Oil falls more than $1 as a result of China's COVID restrictions

On Monday, the price of oil dropped by more than a $1 as a result of weaker-than-expected manufacturing activity data coming out of China and on fears that China's broadening COVID-19 restrictions may reduce demand. And fears that China's broadening COVID-19 restrictions may reduce demand could affect the global economy in the long run.
Effect on Brent oil futures: After falling 1.2% on Friday, the price of a barrel of Brent oil futures was down $1.10, or 1.2%, to $94.67.
Effect on West Texas Intermediate (WTI): After ending with a loss of 1.3% on Friday, the price of a barrel of West Texas Intermediate (WTI) oil in the United States was $86.83 on Monday.
An official survey released on Monday indicated that manufacturing activity in China, the world's top oil importer, declined sharply in the month of October.
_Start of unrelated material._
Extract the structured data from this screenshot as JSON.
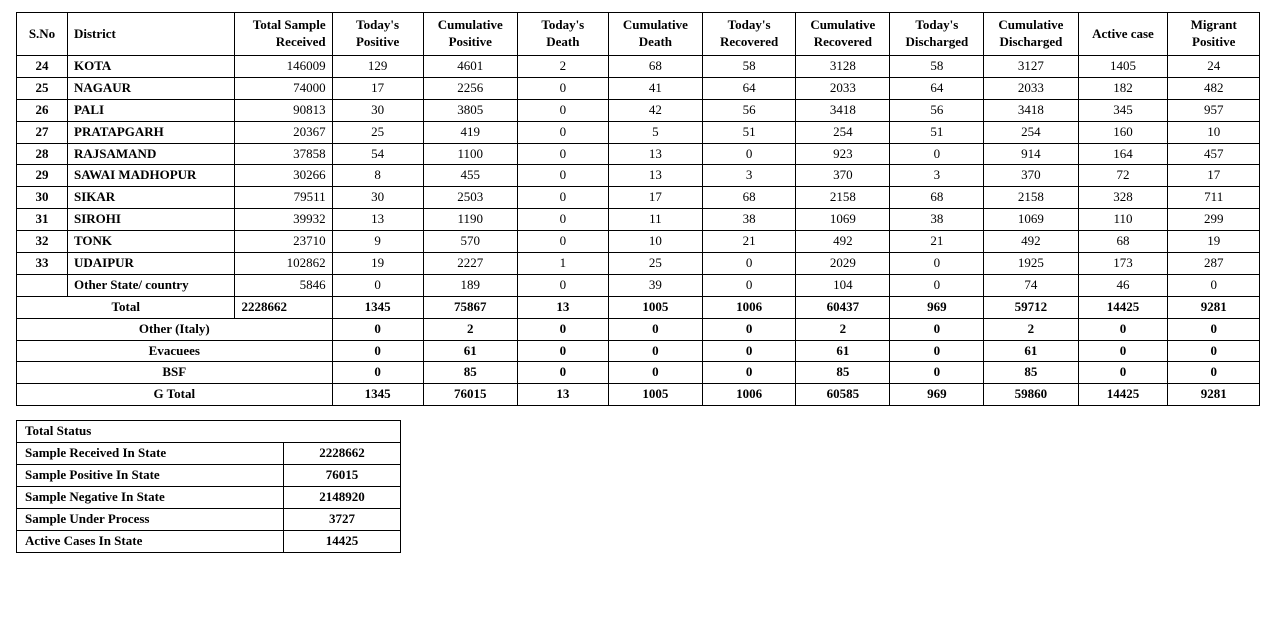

This decline was caused on by weakening global demand as well as tight COVID-19 restrictions that impacted output. As the number of outbreaks in China increases, local governments are pressing down on Beijing's zero-COVID policy. This has tempered early predictions of a revival in demand.
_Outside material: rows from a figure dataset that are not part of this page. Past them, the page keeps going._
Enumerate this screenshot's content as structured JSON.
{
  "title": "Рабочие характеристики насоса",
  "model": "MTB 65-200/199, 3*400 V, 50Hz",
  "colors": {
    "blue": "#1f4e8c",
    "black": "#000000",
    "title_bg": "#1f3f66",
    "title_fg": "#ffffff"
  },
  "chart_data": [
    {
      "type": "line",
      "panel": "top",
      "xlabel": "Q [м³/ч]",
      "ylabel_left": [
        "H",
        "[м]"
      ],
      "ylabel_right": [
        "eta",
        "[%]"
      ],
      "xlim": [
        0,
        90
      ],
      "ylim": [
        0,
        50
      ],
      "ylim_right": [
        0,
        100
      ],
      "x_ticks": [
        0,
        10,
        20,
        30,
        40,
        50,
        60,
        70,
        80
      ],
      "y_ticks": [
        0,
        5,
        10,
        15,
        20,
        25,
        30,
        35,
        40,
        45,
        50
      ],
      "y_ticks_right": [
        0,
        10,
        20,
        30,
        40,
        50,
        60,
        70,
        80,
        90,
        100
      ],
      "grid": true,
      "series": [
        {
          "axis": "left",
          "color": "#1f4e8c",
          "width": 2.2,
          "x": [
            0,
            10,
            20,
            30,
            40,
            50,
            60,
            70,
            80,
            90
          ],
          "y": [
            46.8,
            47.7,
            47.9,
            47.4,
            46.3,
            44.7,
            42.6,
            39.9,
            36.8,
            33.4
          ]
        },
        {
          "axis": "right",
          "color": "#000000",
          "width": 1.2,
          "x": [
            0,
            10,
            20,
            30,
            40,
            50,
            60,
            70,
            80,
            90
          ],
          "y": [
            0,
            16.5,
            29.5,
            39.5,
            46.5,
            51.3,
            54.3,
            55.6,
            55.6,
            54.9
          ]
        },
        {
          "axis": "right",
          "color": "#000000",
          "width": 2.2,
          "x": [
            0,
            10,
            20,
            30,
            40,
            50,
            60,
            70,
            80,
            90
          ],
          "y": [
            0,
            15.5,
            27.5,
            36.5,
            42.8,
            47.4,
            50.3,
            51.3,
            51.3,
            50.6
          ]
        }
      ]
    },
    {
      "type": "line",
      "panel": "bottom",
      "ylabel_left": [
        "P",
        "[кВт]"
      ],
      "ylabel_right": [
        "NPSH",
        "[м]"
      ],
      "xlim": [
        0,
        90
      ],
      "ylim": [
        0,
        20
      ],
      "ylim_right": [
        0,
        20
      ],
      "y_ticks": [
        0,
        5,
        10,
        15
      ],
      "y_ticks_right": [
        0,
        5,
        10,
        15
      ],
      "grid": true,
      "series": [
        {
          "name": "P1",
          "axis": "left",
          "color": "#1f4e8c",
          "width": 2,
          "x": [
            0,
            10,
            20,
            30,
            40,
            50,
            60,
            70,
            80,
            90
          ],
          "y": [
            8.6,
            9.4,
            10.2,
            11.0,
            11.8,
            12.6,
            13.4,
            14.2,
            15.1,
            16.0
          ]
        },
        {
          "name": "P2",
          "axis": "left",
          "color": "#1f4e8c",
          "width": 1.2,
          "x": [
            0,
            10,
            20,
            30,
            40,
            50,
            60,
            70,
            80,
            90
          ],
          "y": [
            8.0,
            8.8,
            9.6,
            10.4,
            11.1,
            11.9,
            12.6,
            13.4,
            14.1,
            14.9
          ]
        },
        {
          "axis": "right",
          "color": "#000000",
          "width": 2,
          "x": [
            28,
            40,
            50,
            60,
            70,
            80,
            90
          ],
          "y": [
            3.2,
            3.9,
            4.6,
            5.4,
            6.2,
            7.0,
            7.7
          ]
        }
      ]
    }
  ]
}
In China, strict COVID-19 restrictions have slowed economic and corporate activity, which has in turn reduced the country's need for oil. As a result of Beijing's stringent COVID-19 curbs, China's crude oil imports for the first three quarters of the year decreased by 4.3% when compared to the same period a year earlier. This marks the first annual decline for this period since at least 2014, and it is the first annual decline for this period since at least 2014.
According to a survey conducted by S&P Global, business activity in the euro zone contracted at the quickest pace in over two years in October. This suggests that the region is set to enter a recession, as increasing costs of living continue to make consumers cautious and reduce demand.
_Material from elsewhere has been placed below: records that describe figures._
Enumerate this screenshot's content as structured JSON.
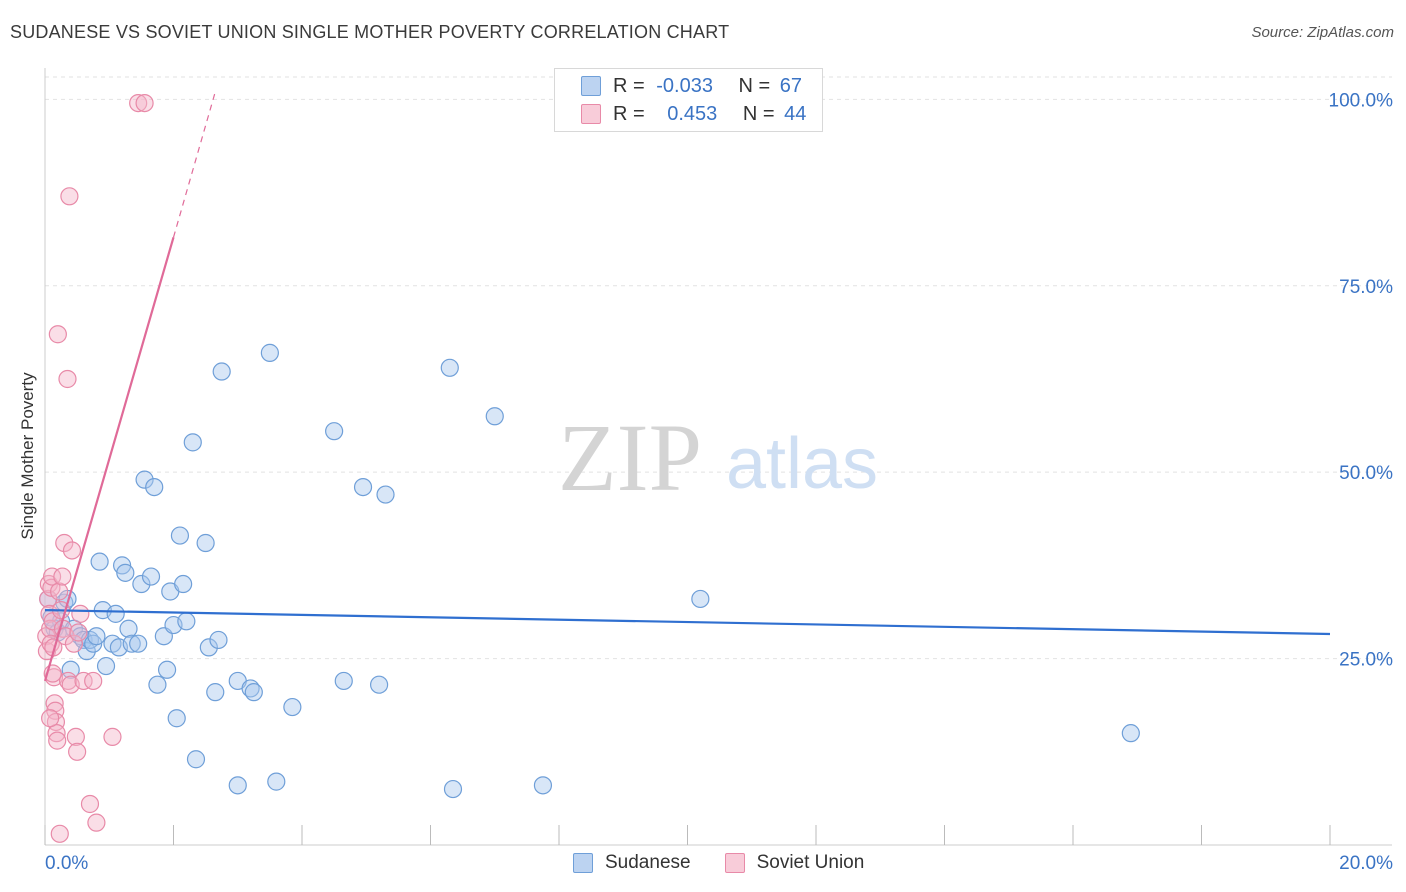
{
  "title": "SUDANESE VS SOVIET UNION SINGLE MOTHER POVERTY CORRELATION CHART",
  "source": "Source: ZipAtlas.com",
  "watermark": {
    "zip": "ZIP",
    "atlas": "atlas"
  },
  "legend": {
    "rows": [
      {
        "r_label": "R =",
        "r_value": "-0.033",
        "n_label": "N =",
        "n_value": "67"
      },
      {
        "r_label": "R =",
        "r_value": "0.453",
        "n_label": "N =",
        "n_value": "44"
      }
    ]
  },
  "bottom_legend": {
    "sudanese": "Sudanese",
    "soviet": "Soviet Union"
  },
  "colors": {
    "blue_fill": "#a9c8ee",
    "blue_stroke": "#6f9fd8",
    "blue_line": "#2f6fd0",
    "pink_fill": "#f4b6c9",
    "pink_stroke": "#e88aa8",
    "pink_line": "#e06a98",
    "axis_text": "#3a73c4"
  },
  "chart_data": {
    "type": "scatter",
    "title": "SUDANESE VS SOVIET UNION SINGLE MOTHER POVERTY CORRELATION CHART",
    "xlabel": "",
    "ylabel": "Single Mother Poverty",
    "xlim": [
      0,
      20
    ],
    "ylim": [
      0,
      103
    ],
    "x_tick_labels": [
      "0.0%",
      "20.0%"
    ],
    "y_ticks": [
      25,
      50,
      75,
      100
    ],
    "y_tick_labels": [
      "25.0%",
      "50.0%",
      "75.0%",
      "100.0%"
    ],
    "grid": true,
    "legend_position": "top-center",
    "series": [
      {
        "name": "Sudanese",
        "r": -0.033,
        "n": 67,
        "trend": {
          "x0": 0,
          "y0": 31.5,
          "x1": 20,
          "y1": 28.3
        },
        "points": [
          [
            0.05,
            33
          ],
          [
            0.1,
            30.5
          ],
          [
            0.15,
            29
          ],
          [
            0.2,
            28.5
          ],
          [
            0.25,
            30
          ],
          [
            0.3,
            32.5
          ],
          [
            0.35,
            33
          ],
          [
            0.4,
            23.5
          ],
          [
            0.45,
            29
          ],
          [
            0.55,
            28
          ],
          [
            0.6,
            27.5
          ],
          [
            0.65,
            26
          ],
          [
            0.7,
            27.5
          ],
          [
            0.75,
            27
          ],
          [
            0.8,
            28
          ],
          [
            0.85,
            38
          ],
          [
            0.9,
            31.5
          ],
          [
            0.95,
            24
          ],
          [
            1.05,
            27
          ],
          [
            1.1,
            31
          ],
          [
            1.15,
            26.5
          ],
          [
            1.2,
            37.5
          ],
          [
            1.25,
            36.5
          ],
          [
            1.3,
            29
          ],
          [
            1.35,
            27
          ],
          [
            1.45,
            27
          ],
          [
            1.5,
            35
          ],
          [
            1.55,
            49
          ],
          [
            1.65,
            36
          ],
          [
            1.7,
            48
          ],
          [
            1.75,
            21.5
          ],
          [
            1.85,
            28
          ],
          [
            1.9,
            23.5
          ],
          [
            1.95,
            34
          ],
          [
            2.0,
            29.5
          ],
          [
            2.05,
            17
          ],
          [
            2.1,
            41.5
          ],
          [
            2.15,
            35
          ],
          [
            2.2,
            30
          ],
          [
            2.3,
            54
          ],
          [
            2.35,
            11.5
          ],
          [
            2.5,
            40.5
          ],
          [
            2.55,
            26.5
          ],
          [
            2.65,
            20.5
          ],
          [
            2.7,
            27.5
          ],
          [
            2.75,
            63.5
          ],
          [
            3.0,
            8
          ],
          [
            3.0,
            22
          ],
          [
            3.2,
            21
          ],
          [
            3.25,
            20.5
          ],
          [
            3.5,
            66
          ],
          [
            3.6,
            8.5
          ],
          [
            3.85,
            18.5
          ],
          [
            4.5,
            55.5
          ],
          [
            4.65,
            22
          ],
          [
            4.95,
            48
          ],
          [
            5.2,
            21.5
          ],
          [
            5.3,
            47
          ],
          [
            6.3,
            64
          ],
          [
            6.35,
            7.5
          ],
          [
            7.0,
            57.5
          ],
          [
            7.75,
            8
          ],
          [
            10.2,
            33
          ],
          [
            16.9,
            15
          ]
        ]
      },
      {
        "name": "Soviet Union",
        "r": 0.453,
        "n": 44,
        "trend": {
          "x0": 0,
          "y0": 22,
          "x1": 2.0,
          "y1": 81.5
        },
        "trend_dashed": {
          "x0": 2.0,
          "y0": 81.5,
          "x1": 2.65,
          "y1": 101
        },
        "points": [
          [
            0.02,
            28
          ],
          [
            0.03,
            26
          ],
          [
            0.05,
            33
          ],
          [
            0.06,
            35
          ],
          [
            0.07,
            31
          ],
          [
            0.08,
            29
          ],
          [
            0.09,
            27
          ],
          [
            0.1,
            34.5
          ],
          [
            0.11,
            36
          ],
          [
            0.12,
            30
          ],
          [
            0.13,
            26.5
          ],
          [
            0.14,
            22.5
          ],
          [
            0.15,
            19
          ],
          [
            0.16,
            18
          ],
          [
            0.17,
            16.5
          ],
          [
            0.18,
            15
          ],
          [
            0.19,
            14
          ],
          [
            0.2,
            68.5
          ],
          [
            0.22,
            34
          ],
          [
            0.25,
            31.5
          ],
          [
            0.28,
            29
          ],
          [
            0.3,
            40.5
          ],
          [
            0.32,
            28
          ],
          [
            0.35,
            62.5
          ],
          [
            0.36,
            22
          ],
          [
            0.38,
            87
          ],
          [
            0.4,
            21.5
          ],
          [
            0.42,
            39.5
          ],
          [
            0.45,
            27
          ],
          [
            0.48,
            14.5
          ],
          [
            0.5,
            12.5
          ],
          [
            0.52,
            28.5
          ],
          [
            0.55,
            31
          ],
          [
            0.6,
            22
          ],
          [
            0.7,
            5.5
          ],
          [
            0.75,
            22
          ],
          [
            0.8,
            3
          ],
          [
            0.23,
            1.5
          ],
          [
            1.05,
            14.5
          ],
          [
            1.45,
            99.5
          ],
          [
            1.55,
            99.5
          ],
          [
            0.08,
            17
          ],
          [
            0.12,
            23
          ],
          [
            0.27,
            36
          ]
        ]
      }
    ]
  }
}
Even if it sends the region into recession and stirs up political animosity, officials at the European Central Bank are sticking by their intentions to continue hiking interest rates. On Friday, some of the leading oil producers in the United States gave indications that productivity and volume growth in the Permian Basin, which is the most productive shale field in the country, are levelling out.
The warnings came at the same time as shipments of oil from the United States hit a new high last week, which helped drive WTI prices higher by 3.4%. The price of Brent crude oil increased by 2.4% over the last week, marking the commodity's second weekly advance in a row. Despite the growing use of renewable energy and electric cars, the Organization of the Petroleum Exporting Countries (OPEC) is expected to maintain its view that oil demand will continue to rise for at least another decade, according to two sources within OPEC. This outlook is scheduled to be released on Monday.